All Souls Day Anniversary
November 12th, 2006
When I first met him, he had his own paint and roofing business and bragged freely of his age. “I am 57,” he said in his choppy English sweeping his whole lanky body forward. “You see all those walls? I paint them. I get up there and asi, mira, asi!” And he would pull back his sweater to show me his muscle bulging through the yellow sagging skin. I nodded my head in agreement so as not speak or I would be there all day. Plus, God forbid he saw my face of disgust and I would hurt his feelings. To this day, I never knew why he took interest in becoming our neighbor living in the backyard, but he did. I even remember the meeting in our living room where my father and he hashed out the details of the rent on a spring day. “350?” No pause and in vehement agreement he agreed, “Okay, Asi esta bien.” He took his little trailer behind our house and every day he would visit us for breakfast and dinner.
I knew there must have been some family loyalty between him and my father; my family tends to like its privacy. I knew his business was on the decline. But for a man who had a collection of silk bright colored disco shirts, I wondered if his partner had thrown him out. No one ever spoke of that. I cornered my mom one day in the kitchen while she was cooking and even though there wasn’t anyone around she whispered, finally, “Es gay, mariposa, (hand flying motion indicating a butterfly), eso no te importa!” I wondered if for that simple fact it condemned the man to living lonely in his older years, but I wasn’t allowed to say anymore.
The time passed and the days got colder and his bill higher. Each month it seemed that he would have to come beg my father, “Just a little longer, okay? It’s been difficult.” Until one week he stayed at home all the day and came in sometimes to order me for soup. He lost weight the following week and started coughing in multicolored spew into an engraved white handkerchief. My mom would rush to separate any dinner ware he touched. He couldn’t blame stress for this any more. So, now it was his lungs and a bad cold caused by the weather. No one came to visit him during the holidays and as hard as he tried to claim us as family, there was only so much a couple of months of passing by could give a person. A week later he left back to his birth land.

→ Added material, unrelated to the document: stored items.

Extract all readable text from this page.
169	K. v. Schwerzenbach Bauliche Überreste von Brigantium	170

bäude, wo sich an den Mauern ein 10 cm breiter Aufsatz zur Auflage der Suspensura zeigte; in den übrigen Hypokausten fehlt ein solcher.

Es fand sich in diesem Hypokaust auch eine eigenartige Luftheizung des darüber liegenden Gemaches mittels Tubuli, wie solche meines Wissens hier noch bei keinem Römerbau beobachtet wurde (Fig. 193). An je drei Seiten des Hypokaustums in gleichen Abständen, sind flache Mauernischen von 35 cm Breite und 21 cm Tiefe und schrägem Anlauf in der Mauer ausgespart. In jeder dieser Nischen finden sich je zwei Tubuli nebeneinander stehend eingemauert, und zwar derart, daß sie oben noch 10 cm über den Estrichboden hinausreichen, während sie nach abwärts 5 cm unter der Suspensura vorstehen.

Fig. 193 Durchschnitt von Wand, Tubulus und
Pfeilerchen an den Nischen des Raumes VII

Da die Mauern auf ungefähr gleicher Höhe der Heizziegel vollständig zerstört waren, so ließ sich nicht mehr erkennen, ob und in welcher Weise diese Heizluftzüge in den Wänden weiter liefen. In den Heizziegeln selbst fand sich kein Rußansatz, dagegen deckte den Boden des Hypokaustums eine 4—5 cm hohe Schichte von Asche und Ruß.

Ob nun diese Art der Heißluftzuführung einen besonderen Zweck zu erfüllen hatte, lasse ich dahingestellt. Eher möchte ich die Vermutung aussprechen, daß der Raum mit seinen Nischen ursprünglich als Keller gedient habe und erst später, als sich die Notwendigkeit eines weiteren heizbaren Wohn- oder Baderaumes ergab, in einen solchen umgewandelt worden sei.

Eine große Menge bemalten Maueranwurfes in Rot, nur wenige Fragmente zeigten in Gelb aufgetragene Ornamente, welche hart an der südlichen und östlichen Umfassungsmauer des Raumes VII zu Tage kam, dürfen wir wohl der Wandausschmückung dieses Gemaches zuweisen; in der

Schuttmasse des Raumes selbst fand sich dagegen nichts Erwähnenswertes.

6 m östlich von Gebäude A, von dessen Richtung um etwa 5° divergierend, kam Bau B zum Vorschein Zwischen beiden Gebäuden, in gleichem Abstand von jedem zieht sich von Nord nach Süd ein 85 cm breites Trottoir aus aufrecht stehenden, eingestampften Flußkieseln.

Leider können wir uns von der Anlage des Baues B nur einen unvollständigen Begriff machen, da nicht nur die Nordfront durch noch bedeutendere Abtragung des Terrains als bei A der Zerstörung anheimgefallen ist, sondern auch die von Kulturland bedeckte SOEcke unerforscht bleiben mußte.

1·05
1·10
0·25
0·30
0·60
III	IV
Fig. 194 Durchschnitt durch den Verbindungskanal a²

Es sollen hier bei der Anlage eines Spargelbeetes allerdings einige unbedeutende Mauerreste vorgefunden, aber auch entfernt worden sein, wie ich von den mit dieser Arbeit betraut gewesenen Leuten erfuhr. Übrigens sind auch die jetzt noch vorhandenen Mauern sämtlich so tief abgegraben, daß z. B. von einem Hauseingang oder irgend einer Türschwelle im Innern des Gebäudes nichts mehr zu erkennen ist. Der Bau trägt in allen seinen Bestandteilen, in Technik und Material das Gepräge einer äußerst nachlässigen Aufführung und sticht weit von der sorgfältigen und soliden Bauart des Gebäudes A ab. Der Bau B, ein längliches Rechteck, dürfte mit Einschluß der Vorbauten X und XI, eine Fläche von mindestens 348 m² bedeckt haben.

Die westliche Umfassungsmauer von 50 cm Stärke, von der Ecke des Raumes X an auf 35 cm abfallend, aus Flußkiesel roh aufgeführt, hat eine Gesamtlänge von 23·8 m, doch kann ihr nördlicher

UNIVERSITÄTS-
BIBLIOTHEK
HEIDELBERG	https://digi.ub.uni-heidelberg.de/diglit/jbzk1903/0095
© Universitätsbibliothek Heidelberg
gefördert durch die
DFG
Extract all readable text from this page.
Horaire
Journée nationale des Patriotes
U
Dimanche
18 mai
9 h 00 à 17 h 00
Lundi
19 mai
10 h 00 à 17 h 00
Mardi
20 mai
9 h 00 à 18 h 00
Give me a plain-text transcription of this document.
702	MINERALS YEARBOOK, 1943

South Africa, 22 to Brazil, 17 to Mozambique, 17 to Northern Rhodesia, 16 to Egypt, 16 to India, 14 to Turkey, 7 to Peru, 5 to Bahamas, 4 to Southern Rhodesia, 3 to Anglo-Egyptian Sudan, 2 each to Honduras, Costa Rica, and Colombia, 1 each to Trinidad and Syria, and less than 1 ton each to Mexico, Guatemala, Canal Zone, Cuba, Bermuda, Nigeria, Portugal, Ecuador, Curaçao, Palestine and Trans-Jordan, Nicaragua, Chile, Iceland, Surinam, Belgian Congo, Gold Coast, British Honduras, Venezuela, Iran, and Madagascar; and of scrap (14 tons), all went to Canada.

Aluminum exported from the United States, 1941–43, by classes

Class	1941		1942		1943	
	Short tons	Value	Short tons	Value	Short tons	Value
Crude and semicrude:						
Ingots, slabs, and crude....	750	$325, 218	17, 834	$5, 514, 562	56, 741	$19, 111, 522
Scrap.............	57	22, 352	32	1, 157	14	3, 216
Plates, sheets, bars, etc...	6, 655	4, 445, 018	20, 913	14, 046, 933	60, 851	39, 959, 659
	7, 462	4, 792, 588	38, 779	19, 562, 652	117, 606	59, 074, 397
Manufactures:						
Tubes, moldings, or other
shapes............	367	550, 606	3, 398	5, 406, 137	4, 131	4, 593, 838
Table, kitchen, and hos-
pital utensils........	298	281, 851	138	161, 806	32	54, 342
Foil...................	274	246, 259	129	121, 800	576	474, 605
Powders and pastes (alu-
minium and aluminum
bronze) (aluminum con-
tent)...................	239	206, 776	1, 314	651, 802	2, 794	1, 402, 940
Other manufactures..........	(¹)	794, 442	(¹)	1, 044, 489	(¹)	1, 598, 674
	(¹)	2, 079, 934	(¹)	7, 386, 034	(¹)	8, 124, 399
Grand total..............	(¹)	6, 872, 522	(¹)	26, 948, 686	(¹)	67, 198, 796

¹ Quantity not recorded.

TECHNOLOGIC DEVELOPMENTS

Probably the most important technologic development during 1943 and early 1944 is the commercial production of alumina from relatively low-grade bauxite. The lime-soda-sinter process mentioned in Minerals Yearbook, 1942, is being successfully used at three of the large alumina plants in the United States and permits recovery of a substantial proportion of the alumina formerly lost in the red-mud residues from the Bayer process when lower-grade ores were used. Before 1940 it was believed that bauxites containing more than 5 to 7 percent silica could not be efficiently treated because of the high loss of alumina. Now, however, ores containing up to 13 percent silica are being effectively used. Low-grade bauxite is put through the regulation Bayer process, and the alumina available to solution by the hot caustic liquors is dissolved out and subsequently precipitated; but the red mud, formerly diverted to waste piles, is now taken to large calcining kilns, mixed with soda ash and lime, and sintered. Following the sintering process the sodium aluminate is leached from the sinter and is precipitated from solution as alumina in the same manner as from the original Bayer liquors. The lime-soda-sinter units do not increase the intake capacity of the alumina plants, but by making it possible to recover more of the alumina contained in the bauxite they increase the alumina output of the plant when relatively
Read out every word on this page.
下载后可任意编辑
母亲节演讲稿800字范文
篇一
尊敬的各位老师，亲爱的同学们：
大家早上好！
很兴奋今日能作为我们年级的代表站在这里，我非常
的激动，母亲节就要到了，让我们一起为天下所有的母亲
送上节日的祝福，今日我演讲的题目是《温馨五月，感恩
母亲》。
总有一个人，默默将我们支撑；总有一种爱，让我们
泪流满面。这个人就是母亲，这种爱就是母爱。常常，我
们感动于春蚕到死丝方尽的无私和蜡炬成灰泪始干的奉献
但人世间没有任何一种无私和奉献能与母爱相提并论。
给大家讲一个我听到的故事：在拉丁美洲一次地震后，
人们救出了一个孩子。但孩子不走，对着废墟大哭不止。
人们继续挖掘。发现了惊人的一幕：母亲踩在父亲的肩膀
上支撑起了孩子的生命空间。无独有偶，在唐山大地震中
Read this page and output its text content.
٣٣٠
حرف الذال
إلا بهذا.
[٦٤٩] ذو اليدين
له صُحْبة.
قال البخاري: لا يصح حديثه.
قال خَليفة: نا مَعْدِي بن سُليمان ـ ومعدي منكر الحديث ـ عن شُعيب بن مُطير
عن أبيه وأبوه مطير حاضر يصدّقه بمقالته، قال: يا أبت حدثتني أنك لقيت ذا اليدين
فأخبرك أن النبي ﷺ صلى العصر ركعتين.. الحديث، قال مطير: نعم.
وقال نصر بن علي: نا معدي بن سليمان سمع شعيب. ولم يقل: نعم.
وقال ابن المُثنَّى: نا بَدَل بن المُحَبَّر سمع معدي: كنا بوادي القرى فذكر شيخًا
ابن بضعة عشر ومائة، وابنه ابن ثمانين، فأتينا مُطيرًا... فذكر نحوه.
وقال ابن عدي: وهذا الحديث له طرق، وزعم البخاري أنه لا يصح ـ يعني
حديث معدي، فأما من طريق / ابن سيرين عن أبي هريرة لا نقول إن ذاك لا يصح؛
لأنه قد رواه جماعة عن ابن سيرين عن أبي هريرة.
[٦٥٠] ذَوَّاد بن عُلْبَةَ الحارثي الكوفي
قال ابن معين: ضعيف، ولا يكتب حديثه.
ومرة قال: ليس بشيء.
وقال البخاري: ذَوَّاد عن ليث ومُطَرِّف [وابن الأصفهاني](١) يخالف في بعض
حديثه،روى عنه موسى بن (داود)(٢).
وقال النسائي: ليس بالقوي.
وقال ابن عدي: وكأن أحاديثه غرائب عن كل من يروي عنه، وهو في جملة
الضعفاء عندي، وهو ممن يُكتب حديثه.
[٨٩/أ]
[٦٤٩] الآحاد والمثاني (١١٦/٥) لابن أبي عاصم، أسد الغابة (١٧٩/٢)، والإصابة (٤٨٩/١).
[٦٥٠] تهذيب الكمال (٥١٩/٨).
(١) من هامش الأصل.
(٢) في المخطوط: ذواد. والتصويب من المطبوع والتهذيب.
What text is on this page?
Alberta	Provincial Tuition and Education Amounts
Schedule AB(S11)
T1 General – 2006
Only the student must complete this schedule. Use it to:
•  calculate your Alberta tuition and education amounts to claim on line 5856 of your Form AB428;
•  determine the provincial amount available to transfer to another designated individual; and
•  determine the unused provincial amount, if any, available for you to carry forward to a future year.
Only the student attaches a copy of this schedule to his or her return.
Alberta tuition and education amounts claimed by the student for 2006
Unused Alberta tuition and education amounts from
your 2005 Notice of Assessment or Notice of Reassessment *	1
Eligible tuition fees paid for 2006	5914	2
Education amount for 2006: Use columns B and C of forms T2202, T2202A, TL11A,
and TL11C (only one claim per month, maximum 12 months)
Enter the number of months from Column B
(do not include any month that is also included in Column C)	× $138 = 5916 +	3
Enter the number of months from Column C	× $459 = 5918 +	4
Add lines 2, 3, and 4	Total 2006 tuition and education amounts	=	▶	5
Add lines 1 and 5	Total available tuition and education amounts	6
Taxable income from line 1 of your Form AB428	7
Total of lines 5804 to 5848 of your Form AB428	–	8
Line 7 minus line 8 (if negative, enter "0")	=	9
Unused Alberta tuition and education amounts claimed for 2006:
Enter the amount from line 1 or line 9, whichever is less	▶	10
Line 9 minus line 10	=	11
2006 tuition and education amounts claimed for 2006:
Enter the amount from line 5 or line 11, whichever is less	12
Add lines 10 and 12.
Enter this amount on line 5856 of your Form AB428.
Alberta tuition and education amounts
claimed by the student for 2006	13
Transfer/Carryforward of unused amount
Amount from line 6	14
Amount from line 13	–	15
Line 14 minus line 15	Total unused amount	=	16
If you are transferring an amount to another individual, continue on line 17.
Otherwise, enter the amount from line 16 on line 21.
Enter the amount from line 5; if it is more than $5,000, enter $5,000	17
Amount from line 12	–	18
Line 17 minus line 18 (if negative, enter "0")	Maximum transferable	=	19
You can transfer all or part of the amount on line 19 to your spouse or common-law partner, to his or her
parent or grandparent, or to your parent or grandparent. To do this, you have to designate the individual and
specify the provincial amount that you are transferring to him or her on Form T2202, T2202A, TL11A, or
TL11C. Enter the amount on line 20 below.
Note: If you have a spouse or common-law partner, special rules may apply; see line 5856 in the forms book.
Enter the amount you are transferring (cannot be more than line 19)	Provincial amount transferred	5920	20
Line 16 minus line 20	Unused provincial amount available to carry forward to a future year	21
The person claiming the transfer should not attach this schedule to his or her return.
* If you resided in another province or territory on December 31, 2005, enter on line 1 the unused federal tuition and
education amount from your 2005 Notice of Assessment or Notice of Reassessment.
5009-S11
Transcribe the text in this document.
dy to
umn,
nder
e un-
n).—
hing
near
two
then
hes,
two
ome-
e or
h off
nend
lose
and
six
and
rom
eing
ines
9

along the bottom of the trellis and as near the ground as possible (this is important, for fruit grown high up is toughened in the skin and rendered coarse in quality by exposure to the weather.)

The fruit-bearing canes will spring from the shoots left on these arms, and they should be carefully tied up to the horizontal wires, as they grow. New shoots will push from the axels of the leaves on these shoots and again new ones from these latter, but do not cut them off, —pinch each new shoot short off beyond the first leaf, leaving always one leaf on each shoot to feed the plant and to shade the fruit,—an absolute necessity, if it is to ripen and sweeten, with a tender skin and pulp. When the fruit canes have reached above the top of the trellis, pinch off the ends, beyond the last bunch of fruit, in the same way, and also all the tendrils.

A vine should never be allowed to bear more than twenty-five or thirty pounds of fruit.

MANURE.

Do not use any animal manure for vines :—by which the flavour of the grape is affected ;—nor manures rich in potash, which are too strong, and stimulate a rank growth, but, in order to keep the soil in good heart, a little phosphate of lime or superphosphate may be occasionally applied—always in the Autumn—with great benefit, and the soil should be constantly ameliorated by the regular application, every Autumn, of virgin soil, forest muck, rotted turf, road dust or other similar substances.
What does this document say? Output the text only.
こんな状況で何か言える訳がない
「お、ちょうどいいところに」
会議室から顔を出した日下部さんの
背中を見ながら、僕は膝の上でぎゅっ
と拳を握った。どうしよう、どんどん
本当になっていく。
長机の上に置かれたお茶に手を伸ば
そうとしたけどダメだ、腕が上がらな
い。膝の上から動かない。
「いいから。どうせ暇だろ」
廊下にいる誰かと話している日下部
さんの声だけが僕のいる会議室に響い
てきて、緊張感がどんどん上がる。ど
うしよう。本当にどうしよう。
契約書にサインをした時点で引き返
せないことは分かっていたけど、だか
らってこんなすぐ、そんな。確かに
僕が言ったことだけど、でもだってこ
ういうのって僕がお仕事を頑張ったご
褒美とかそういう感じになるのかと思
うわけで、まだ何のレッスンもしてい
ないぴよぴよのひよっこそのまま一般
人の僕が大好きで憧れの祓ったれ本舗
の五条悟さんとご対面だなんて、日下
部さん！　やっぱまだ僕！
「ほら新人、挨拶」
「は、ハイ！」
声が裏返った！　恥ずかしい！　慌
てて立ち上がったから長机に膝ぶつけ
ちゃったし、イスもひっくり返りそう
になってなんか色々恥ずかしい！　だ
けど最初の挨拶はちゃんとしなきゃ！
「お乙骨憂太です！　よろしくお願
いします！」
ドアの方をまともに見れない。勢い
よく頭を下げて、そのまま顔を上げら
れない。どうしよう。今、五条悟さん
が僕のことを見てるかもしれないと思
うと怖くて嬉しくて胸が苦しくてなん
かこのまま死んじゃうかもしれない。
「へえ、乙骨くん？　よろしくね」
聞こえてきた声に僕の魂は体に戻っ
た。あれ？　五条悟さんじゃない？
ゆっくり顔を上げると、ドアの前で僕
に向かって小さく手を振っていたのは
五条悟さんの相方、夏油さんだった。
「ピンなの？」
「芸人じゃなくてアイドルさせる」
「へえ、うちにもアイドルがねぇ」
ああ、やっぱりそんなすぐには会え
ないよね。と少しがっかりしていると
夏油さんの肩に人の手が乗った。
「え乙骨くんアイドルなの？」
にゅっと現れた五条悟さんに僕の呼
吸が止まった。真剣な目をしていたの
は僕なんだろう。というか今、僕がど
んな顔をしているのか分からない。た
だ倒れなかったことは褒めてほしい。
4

How did he…Who gave it to him?
My grandma called to tell us the news of his passing. In the arms of a sister he rarely spoke to, in a small hospital bed provided by the state. Alone as per his request.
My grandma tended his sister’s shock at the decomposition of his body. All the chronicles that exist are only second hand notions. Why would a man want to hide his own soul and the value of his existence? Nothing made sense to me back then or now. Didn’t he have a young partner?
“It was his lungs.” The doctors were prohibited from saying the name of this very shameful disease to the rest of the family even if everyone already knew. The canker sores were a byproduct of his declining lungs and the paint never helped.
He had a lover. Has anyone called the other person? What’s his name?
But you took that to the grave and either ways, no one would let you give it. Marino, I know someone needs to remember you. I am no one to judge. My only wish was for your death to be more respectful. So on all souls day, I give you the gift of my words and my sincere apology for not speaking all the questions my conscious pushed me for. May you find peace.